Esse cenário mostra que está claro e cada vez mais premente a necessidade de as empresas começarem a transformação dos seus negócios, pressionadas pela velocidade das mudanças provocadas pela revolução digital.
Muitos executivos com os quais converso demonstram claramente que sabem que, ao longo dos anos, suas empresas acabaram se acomodando, fazendo o que sempre fizeram, com apenas algumas melhorias incrementais.
Sabem também que se mantiverem aferrados a esse ritmo de mudanças graduais, suas organizações se tornarão irrelevantes com o passar do tempo. Entendem que é a própria sobrevivência do negócio que está em jogo e que a revolução digital permite mudanças revolucionárias e não apenas evolucionárias. Apostar continuamente no futuro passa a ser a regra do jogo.
Não é por menos que artigos como “Why Half of the S&P 500 Companies Will Be Replaced in the Next Decade” mostram que mesmo empresas sólidas como eram Blockbuster, Nokia, Kodak, HP, Blackberry, Polaroid, Toys’R’Us, Thomas Cook e outras perdem sua relevância ou desaparecem.
O estudo mostra que, em 1965, o tempo médio de permanência (ou vida) das empresas na lista S&P 500 era de 33 anos. Em 1990, já havia caído para 20 anos. E agora, prevê-se encolher para 14 anos até 2026. E pior: cerca de 50% da atual lista da S&P 500 será substituída nos próximos 10 anos. Outro estudo, da CBInsights, abaixo, mostra que, nos últimos 15 anos, 52% das empresas da lista S&P 500 já desapareceram.
Esses executivos não estão sozinhos. Uma pesquisa global da MIT Sloan Management Review apontou que 90% dos executivos entrevistados disseram que suas indústrias sofrerão rupturas significativas em poucos anos, mas apenas 44% se disseram preparados para enfrentar tal disrupção.
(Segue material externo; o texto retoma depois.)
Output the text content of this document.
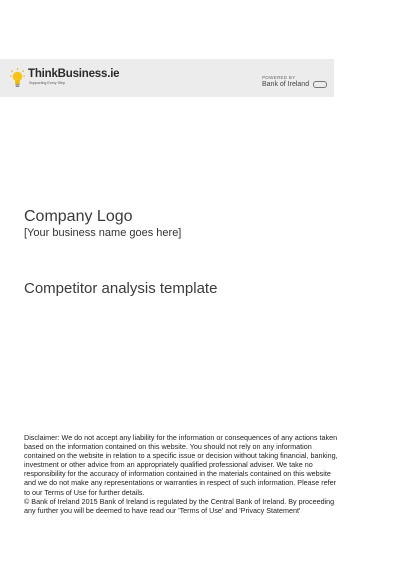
ThinkBusiness.ie
Supporting Every Step
POWERED BY
Bank of Ireland
Company Logo
[Your business name goes here]
Competitor analysis template

Disclaimer: We do not accept any liability for the information or consequences of any actions taken

based on the information contained on this website. You should not rely on any information

contained on the website in relation to a specific issue or decision without taking financial, banking,

investment or other advice from an appropriately qualified professional adviser. We take no

responsibility for the accuracy of information contained in the materials contained on this website

and we do not make any representations or warranties in respect of such information. Please refer

to our Terms of Use for further details.

© Bank of Ireland 2015 Bank of Ireland is regulated by the Central Bank of Ireland. By proceeding

any further you will be deemed to have read our 'Terms of Use' and 'Privacy Statement'
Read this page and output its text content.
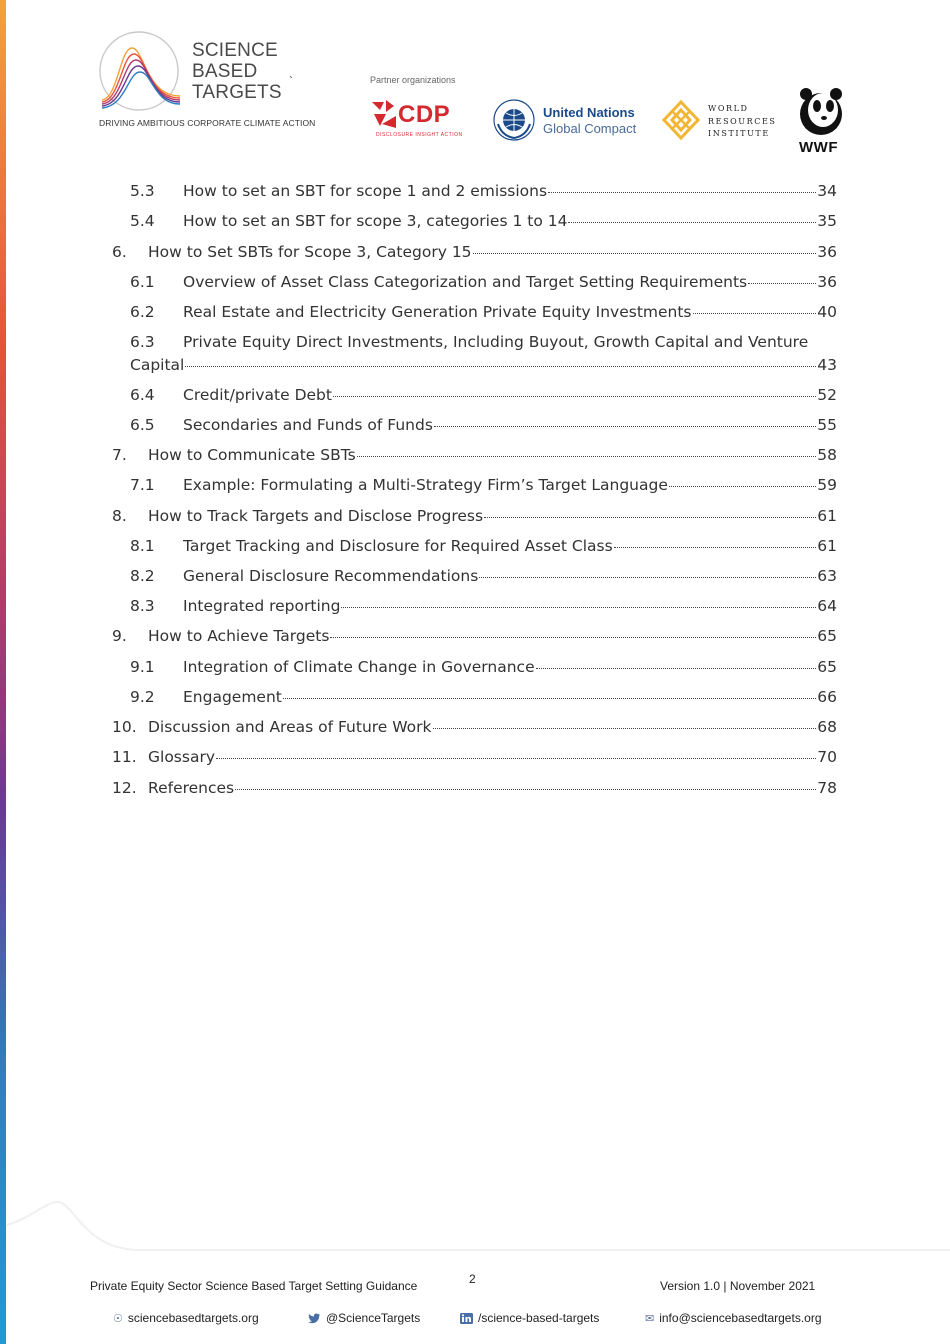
SCIENCE
BASED
TARGETS
DRIVING AMBITIOUS CORPORATE CLIMATE ACTION
`	Partner organizations
CDP
DISCLOSURE INSIGHT ACTION
United Nations
Global Compact
WORLD
RESOURCES
INSTITUTE
WWF
5.3	How to set an SBT for scope 1 and 2 emissions	34
5.4	How to set an SBT for scope 3, categories 1 to 14	35
6.	How to Set SBTs for Scope 3, Category 15	36
6.1	Overview of Asset Class Categorization and Target Setting Requirements	36
6.2	Real Estate and Electricity Generation Private Equity Investments	40
6.3	Private Equity Direct Investments, Including Buyout, Growth Capital and Venture
Capital	43
6.4	Credit/private Debt	52
6.5	Secondaries and Funds of Funds	55
7.	How to Communicate SBTs	58
7.1	Example: Formulating a Multi-Strategy Firm’s Target Language	59
8.	How to Track Targets and Disclose Progress	61
8.1	Target Tracking and Disclosure for Required Asset Class	61
8.2	General Disclosure Recommendations	63
8.3	Integrated reporting	64
9.	How to Achieve Targets	65
9.1	Integration of Climate Change in Governance	65
9.2	Engagement	66
10. Discussion and Areas of Future Work	68
11. Glossary	70
12. References	78
Private Equity Sector Science Based Target Setting Guidance	2	Version 1.0 | November 2021
☉ sciencebasedtargets.org	@ScienceTargets	/science-based-targets	✉ info@sciencebasedtargets.org
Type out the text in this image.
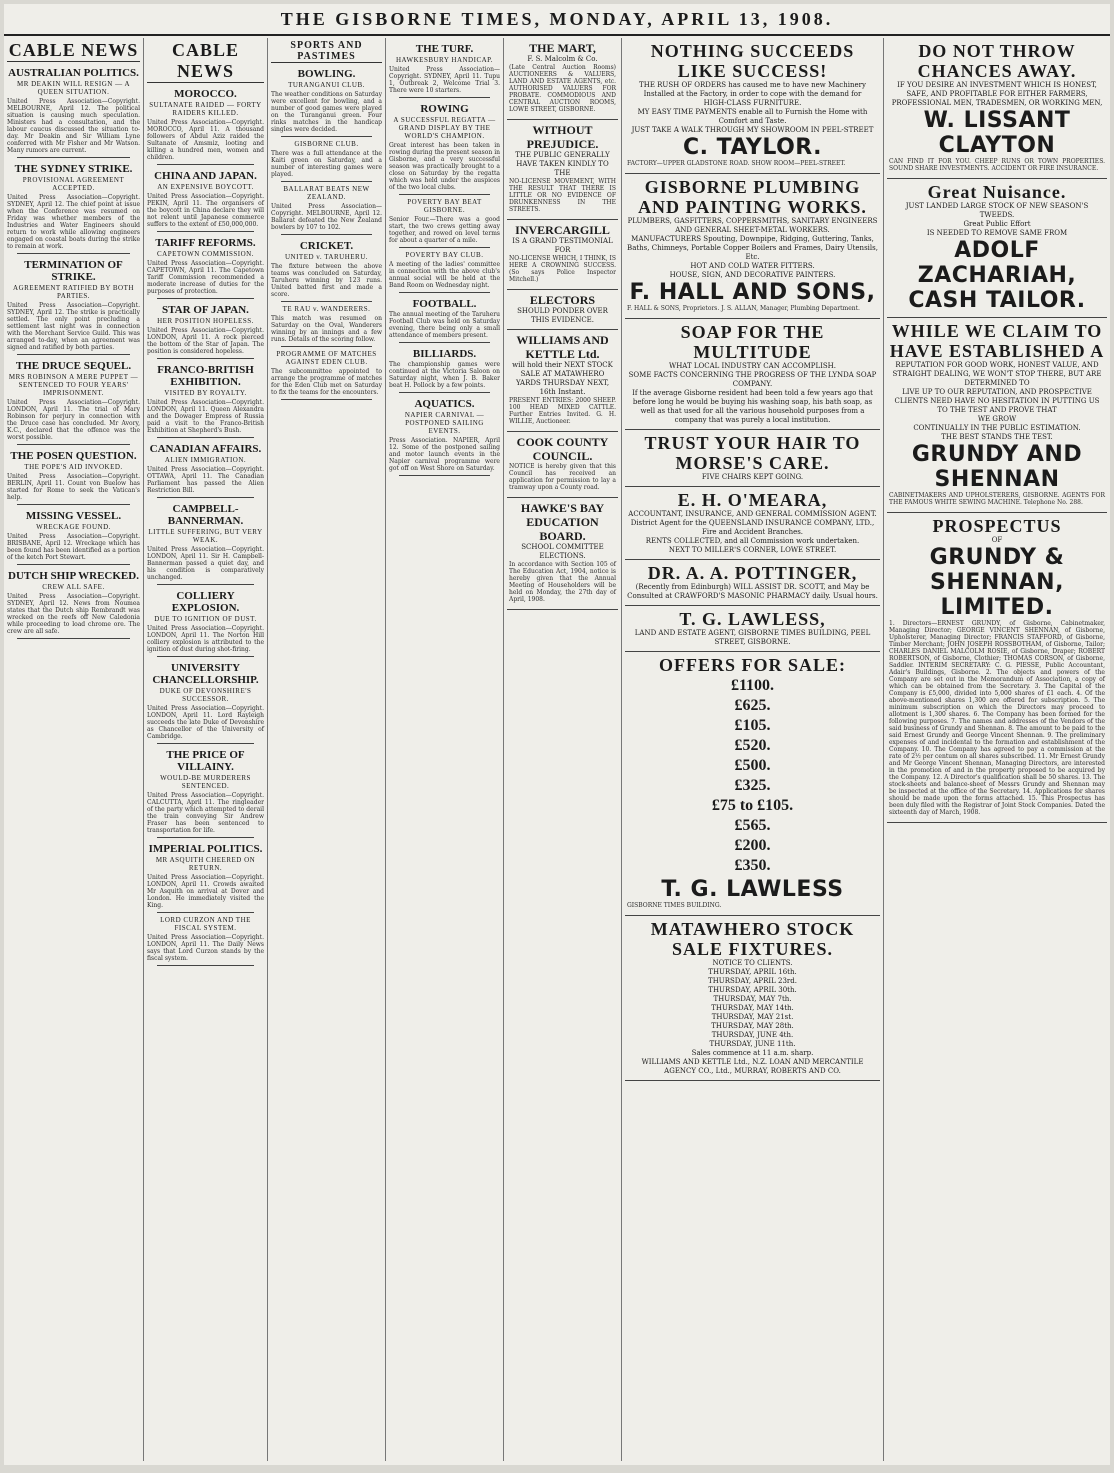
THE GISBORNE TIMES, MONDAY, APRIL 13, 1908.
CABLE NEWS
AUSTRALIAN POLITICS.
MR DEAKIN WILL RESIGN — A QUEEN SITUATION.
United Press Association—Copyright. MELBOURNE, April 12. The political situation is causing much speculation. Ministers had a consultation, and the labour caucus discussed the situation to-day. Mr Deakin and Sir William Lyne conferred with Mr Fisher and Mr Watson. Many rumors are current.
THE SYDNEY STRIKE.
PROVISIONAL AGREEMENT ACCEPTED.
United Press Association—Copyright. SYDNEY, April 12. The chief point at issue when the Conference was resumed on Friday was whether members of the Industries and Water Engineers should return to work while allowing engineers engaged on coastal boats during the strike to remain at work.
TERMINATION OF STRIKE.
AGREEMENT RATIFIED BY BOTH PARTIES.
United Press Association—Copyright. SYDNEY, April 12. The strike is practically settled. The only point precluding a settlement last night was in connection with the Merchant Service Guild. This was arranged to-day, when an agreement was signed and ratified by both parties.
THE DRUCE SEQUEL.
MRS ROBINSON A MERE PUPPET — SENTENCED TO FOUR YEARS' IMPRISONMENT.
United Press Association—Copyright. LONDON, April 11. The trial of Mary Robinson for perjury in connection with the Druce case has concluded. Mr Avory, K.C., declared that the offence was the worst possible.
THE POSEN QUESTION.
THE POPE'S AID INVOKED.
United Press Association—Copyright. BERLIN, April 11. Count von Buelow has started for Rome to seek the Vatican's help.
MISSING VESSEL.
WRECKAGE FOUND.
United Press Association—Copyright. BRISBANE, April 12. Wreckage which has been found has been identified as a portion of the ketch Port Stewart.
DUTCH SHIP WRECKED.
CREW ALL SAFE.
United Press Association—Copyright. SYDNEY, April 12. News from Noumea states that the Dutch ship Rembrandt was wrecked on the reefs off New Caledonia while proceeding to load chrome ore. The crew are all safe.
CABLE NEWS
MOROCCO.
SULTANATE RAIDED — FORTY RAIDERS KILLED.
United Press Association—Copyright. MOROCCO, April 11. A thousand followers of Abdul Aziz raided the Sultanate of Amsmiz, looting and killing a hundred men, women and children.
CHINA AND JAPAN.
AN EXPENSIVE BOYCOTT.
United Press Association—Copyright. PEKIN, April 11. The organisers of the boycott in China declare they will not relent until Japanese commerce suffers to the extent of £50,000,000.
TARIFF REFORMS.
CAPETOWN COMMISSION.
United Press Association—Copyright. CAPETOWN, April 11. The Capetown Tariff Commission recommended a moderate increase of duties for the purposes of protection.
STAR OF JAPAN.
HER POSITION HOPELESS.
United Press Association—Copyright. LONDON, April 11. A rock pierced the bottom of the Star of Japan. The position is considered hopeless.
FRANCO-BRITISH EXHIBITION.
VISITED BY ROYALTY.
United Press Association—Copyright. LONDON, April 11. Queen Alexandra and the Dowager Empress of Russia paid a visit to the Franco-British Exhibition at Shepherd's Bush.
CANADIAN AFFAIRS.
ALIEN IMMIGRATION.
United Press Association—Copyright. OTTAWA, April 11. The Canadian Parliament has passed the Alien Restriction Bill.
CAMPBELL-BANNERMAN.
LITTLE SUFFERING, BUT VERY WEAK.
United Press Association—Copyright. LONDON, April 11. Sir H. Campbell-Bannerman passed a quiet day, and his condition is comparatively unchanged.
COLLIERY EXPLOSION.
DUE TO IGNITION OF DUST.
United Press Association—Copyright. LONDON, April 11. The Norton Hill colliery explosion is attributed to the ignition of dust during shot-firing.
UNIVERSITY CHANCELLORSHIP.
DUKE OF DEVONSHIRE'S SUCCESSOR.
United Press Association—Copyright. LONDON, April 11. Lord Rayleigh succeeds the late Duke of Devonshire as Chancellor of the University of Cambridge.
THE PRICE OF VILLAINY.
WOULD-BE MURDERERS SENTENCED.
United Press Association—Copyright. CALCUTTA, April 11. The ringleader of the party which attempted to derail the train conveying Sir Andrew Fraser has been sentenced to transportation for life.
IMPERIAL POLITICS.
MR ASQUITH CHEERED ON RETURN.
United Press Association—Copyright. LONDON, April 11. Crowds awaited Mr Asquith on arrival at Dover and London. He immediately visited the King.
LORD CURZON AND THE FISCAL SYSTEM.
United Press Association—Copyright. LONDON, April 11. The Daily News says that Lord Curzon stands by the fiscal system.
SPORTS AND PASTIMES
BOWLING.
TURANGANUI CLUB.
The weather conditions on Saturday were excellent for bowling, and a number of good games were played on the Turanganui green. Four rinks matches in the handicap singles were decided.
GISBORNE CLUB.
There was a full attendance at the Kaiti green on Saturday, and a number of interesting games were played.
BALLARAT BEATS NEW ZEALAND.
United Press Association—Copyright. MELBOURNE, April 12. Ballarat defeated the New Zealand bowlers by 107 to 102.
CRICKET.
UNITED v. TARUHERU.
The fixture between the above teams was concluded on Saturday, Taruheru winning by 123 runs. United batted first and made a score.
TE RAU v. WANDERERS.
This match was resumed on Saturday on the Oval, Wanderers winning by an innings and a few runs. Details of the scoring follow.
PROGRAMME OF MATCHES AGAINST EDEN CLUB.
The subcommittee appointed to arrange the programme of matches for the Eden Club met on Saturday to fix the teams for the encounters.
THE TURF.
HAWKESBURY HANDICAP.
United Press Association—Copyright. SYDNEY, April 11. Tupu 1, Outbreak 2, Welcome Trial 3. There were 10 starters.
ROWING
A SUCCESSFUL REGATTA — GRAND DISPLAY BY THE WORLD'S CHAMPION.
Great interest has been taken in rowing during the present season in Gisborne, and a very successful season was practically brought to a close on Saturday by the regatta which was held under the auspices of the two local clubs.
POVERTY BAY BEAT GISBORNE.
Senior Four.—There was a good start, the two crews getting away together, and rowed on level terms for about a quarter of a mile.
POVERTY BAY CLUB.
A meeting of the ladies' committee in connection with the above club's annual social will be held at the Band Room on Wednesday night.
FOOTBALL.
The annual meeting of the Taruheru Football Club was held on Saturday evening, there being only a small attendance of members present.
BILLIARDS.
The championship games were continued at the Victoria Saloon on Saturday night, when J. B. Baker beat H. Pollock by a few points.
AQUATICS.
NAPIER CARNIVAL — POSTPONED SAILING EVENTS.
Press Association. NAPIER, April 12. Some of the postponed sailing and motor launch events in the Napier carnival programme were got off on West Shore on Saturday.
THE MART,
F. S. Malcolm & Co.
(Late Central Auction Rooms) AUCTIONEERS & VALUERS, LAND AND ESTATE AGENTS, etc. AUTHORISED VALUERS FOR PROBATE. COMMODIOUS AND CENTRAL AUCTION ROOMS, LOWE STREET, GISBORNE.
WITHOUT PREJUDICE.
THE PUBLIC GENERALLY HAVE TAKEN KINDLY TO THE
NO-LICENSE MOVEMENT, WITH THE RESULT THAT THERE IS LITTLE OR NO EVIDENCE OF DRUNKENNESS IN THE STREETS.
INVERCARGILL
IS A GRAND TESTIMONIAL FOR
NO-LICENSE WHICH, I THINK, IS HERE A CROWNING SUCCESS. (So says Police Inspector Mitchell.)
ELECTORS
SHOULD PONDER OVER THIS EVIDENCE.
WILLIAMS AND KETTLE Ltd.
will hold their NEXT STOCK SALE AT MATAWHERO YARDS THURSDAY NEXT, 16th Instant.
PRESENT ENTRIES: 2000 SHEEP. 100 HEAD MIXED CATTLE. Further Entries Invited. G. H. WILLIE, Auctioneer.
COOK COUNTY COUNCIL.
NOTICE is hereby given that this Council has received an application for permission to lay a tramway upon a County road.
HAWKE'S BAY EDUCATION BOARD.
SCHOOL COMMITTEE ELECTIONS.
In accordance with Section 105 of The Education Act, 1904, notice is hereby given that the Annual Meeting of Householders will be held on Monday, the 27th day of April, 1908.
NOTHING SUCCEEDS LIKE SUCCESS!
THE RUSH OF ORDERS has caused me to have new Machinery Installed at the Factory, in order to cope with the demand for
HIGH-CLASS FURNITURE.
MY EASY TIME PAYMENTS enable all to Furnish the Home with Comfort and Taste.
JUST TAKE A WALK THROUGH MY SHOWROOM IN PEEL-STREET
C. TAYLOR.
FACTORY—UPPER GLADSTONE ROAD. SHOW ROOM—PEEL-STREET.
GISBORNE PLUMBING AND PAINTING WORKS.
PLUMBERS, GASFITTERS, COPPERSMITHS, SANITARY ENGINEERS AND GENERAL SHEET-METAL WORKERS.
MANUFACTURERS Spouting, Downpipe, Ridging, Guttering, Tanks, Baths, Chimneys, Portable Copper Boilers and Frames, Dairy Utensils, Etc.
HOT AND COLD WATER FITTERS.
HOUSE, SIGN, AND DECORATIVE PAINTERS.
F. HALL AND SONS,
F. HALL & SONS, Proprietors. J. S. ALLAN, Manager, Plumbing Department.
SOAP FOR THE MULTITUDE
WHAT LOCAL INDUSTRY CAN ACCOMPLISH.
SOME FACTS CONCERNING THE PROGRESS OF THE LYNDA SOAP COMPANY.
If the average Gisborne resident had been told a few years ago that before long he would be buying his washing soap, his bath soap, as well as that used for all the various household purposes from a company that was purely a local institution.
TRUST YOUR HAIR TO MORSE'S CARE.
FIVE CHAIRS KEPT GOING.
E. H. O'MEARA,
ACCOUNTANT, INSURANCE, AND GENERAL COMMISSION AGENT.
District Agent for the QUEENSLAND INSURANCE COMPANY, LTD., Fire and Accident Branches.
RENTS COLLECTED, and all Commission work undertaken.
NEXT TO MILLER'S CORNER, LOWE STREET.
DR. A. A. POTTINGER,
(Recently from Edinburgh) WILL ASSIST DR. SCOTT, and May be Consulted at CRAWFORD'S MASONIC PHARMACY daily. Usual hours.
T. G. LAWLESS,
LAND AND ESTATE AGENT, GISBORNE TIMES BUILDING, PEEL STREET, GISBORNE.
OFFERS FOR SALE:
£1100.
£625.
£105.
£520.
£500.
£325.
£75 to £105.
£565.
£200.
£350.
T. G. LAWLESS
GISBORNE TIMES BUILDING.
MATAWHERO STOCK SALE FIXTURES.
NOTICE TO CLIENTS.
THURSDAY, APRIL 16th.
THURSDAY, APRIL 23rd.
THURSDAY, APRIL 30th.
THURSDAY, MAY 7th.
THURSDAY, MAY 14th.
THURSDAY, MAY 21st.
THURSDAY, MAY 28th.
THURSDAY, JUNE 4th.
THURSDAY, JUNE 11th.
Sales commence at 11 a.m. sharp.
WILLIAMS AND KETTLE Ltd., N.Z. LOAN AND MERCANTILE AGENCY CO., Ltd., MURRAY, ROBERTS AND CO.
DO NOT THROW CHANCES AWAY.
IF YOU DESIRE AN INVESTMENT WHICH IS HONEST, SAFE, AND PROFITABLE FOR EITHER FARMERS, PROFESSIONAL MEN, TRADESMEN, OR WORKING MEN,
W. LISSANT CLAYTON
CAN FIND IT FOR YOU. CHEEP RUNS OR TOWN PROPERTIES. SOUND SHARE INVESTMENTS. ACCIDENT OR FIRE INSURANCE.
Great Nuisance.
JUST LANDED LARGE STOCK OF NEW SEASON'S TWEEDS.
Great Public Effort
IS NEEDED TO REMOVE SAME FROM
ADOLF ZACHARIAH, CASH TAILOR.
WHILE WE CLAIM TO HAVE ESTABLISHED A
REPUTATION FOR GOOD WORK, HONEST VALUE, AND STRAIGHT DEALING, WE WON'T STOP THERE, BUT ARE DETERMINED TO
LIVE UP TO OUR REPUTATION, AND PROSPECTIVE CLIENTS NEED HAVE NO HESITATION IN PUTTING US TO THE TEST AND PROVE THAT
WE GROW
CONTINUALLY IN THE PUBLIC ESTIMATION.
THE BEST STANDS THE TEST.
GRUNDY AND SHENNAN
CABINETMAKERS AND UPHOLSTERERS, GISBORNE. AGENTS FOR THE FAMOUS WHITE SEWING MACHINE. Telephone No. 288.
PROSPECTUS
OF
GRUNDY & SHENNAN, LIMITED.
1. Directors—ERNEST GRUNDY, of Gisborne, Cabinetmaker, Managing Director; GEORGE VINCENT SHENNAN, of Gisborne, Upholsterer, Managing Director; FRANCIS STAFFORD, of Gisborne, Timber Merchant; JOHN JOSEPH ROSSBOTHAM, of Gisborne, Tailor; CHARLES DANIEL MALCOLM ROSIE, of Gisborne, Draper; ROBERT ROBERTSON, of Gisborne, Clothier; THOMAS CORSON, of Gisborne, Saddler. INTERIM SECRETARY: C. G. PIESSE, Public Accountant, Adair's Buildings, Gisborne. 2. The objects and powers of the Company are set out in the Memorandum of Association, a copy of which can be obtained from the Secretary. 3. The Capital of the Company is £5,000, divided into 5,000 shares of £1 each. 4. Of the above-mentioned shares 1,300 are offered for subscription. 5. The minimum subscription on which the Directors may proceed to allotment is 1,300 shares. 6. The Company has been formed for the following purposes. 7. The names and addresses of the Vendors of the said business of Grundy and Shennan. 8. The amount to be paid to the said Ernest Grundy and George Vincent Shennan. 9. The preliminary expenses of and incidental to the formation and establishment of the Company. 10. The Company has agreed to pay a commission at the rate of 2½ per centum on all shares subscribed. 11. Mr Ernest Grundy and Mr George Vincent Shennan, Managing Directors, are interested in the promotion of and in the property proposed to be acquired by the Company. 12. A Director's qualification shall be 50 shares. 13. The stock-sheets and balance-sheet of Messrs Grundy and Shennan may be inspected at the office of the Secretary. 14. Applications for shares should be made upon the forms attached. 15. This Prospectus has been duly filed with the Registrar of Joint Stock Companies. Dated the sixteenth day of March, 1908.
Outro estudo corroborou esses resultados. O estudo global “Digital Business Research Index”, realizado pela Dell Technologies, com mais de 4.000 executivos, mostrou que quase metade (45%) das companhias pesquisadas, temem que seus negócios se tornem obsoletos dentro dos próximos três a cinco anos. E 78% das deles enxergam as startups digitais como ameaça para sua organização.
Mais da metade (52%) dos líderes de negócios vivenciaram uma interrupção significativa em seus setores nos últimos três anos, como resultado do advento das tecnologias digitais e da Internet das Coisas, e 48% das empresas globais não sabem como será seu setor daqui a três anos. E apenas uma pequena minoria está perto de concluir sua transformação
Está claro que a evolução exponencial da tecnologia já está afetando de forma dramática o cenário competitivo. Em termos econômicos, quando as curvas de custo dos fatores primários de produção de uma indústria entram em declínio, as mudanças passam a ser inevitáveis.
Hoje, indiscutivelmente, três fatores essenciais de produção se tornaram muito mais baratos e continuarão a baratear: informação, conectividade e poder computacional. Toda e qualquer indústria é afetada por esses fatores. Seja nas indústrias como a automotiva, com os veículos autônomos reinventando a própria indústria, seja nos setores de serviços como hoteleiro, financeiro ou seguros.
As empresas da era pré-internet, típicas do modelo da sociedade industrial, construíram seus negócios baseados no conceito da escassez de informações, recursos de produção e distribuição, e alcance de mercado. As empresas pós-internet foram construídas sob outro paradigma, em que os três fatores essenciais acima são abundantes e com isso geraram efeitos perturbadores no status quo do mercado.
Um Airbnb não precisa de prédios, escassos e caros de construir, para hospedar pessoas. Foi um negócio construído por outra ótica, em que a abundância dos fatores como capacidade computacional e informações, permitiu criar um modelo de negócios em plataforma, agregando quem quer alugar um espaço com quem quer se hospedar.
A transformação digital provoca mudanças em todos os setores. Em julho de 2016, uma empresa tradicional, da chamada economia pré-internet, a Unilever, comprou por US$ 1 bilhão uma startup chamada Dollar Shave Club, fundada em 2011.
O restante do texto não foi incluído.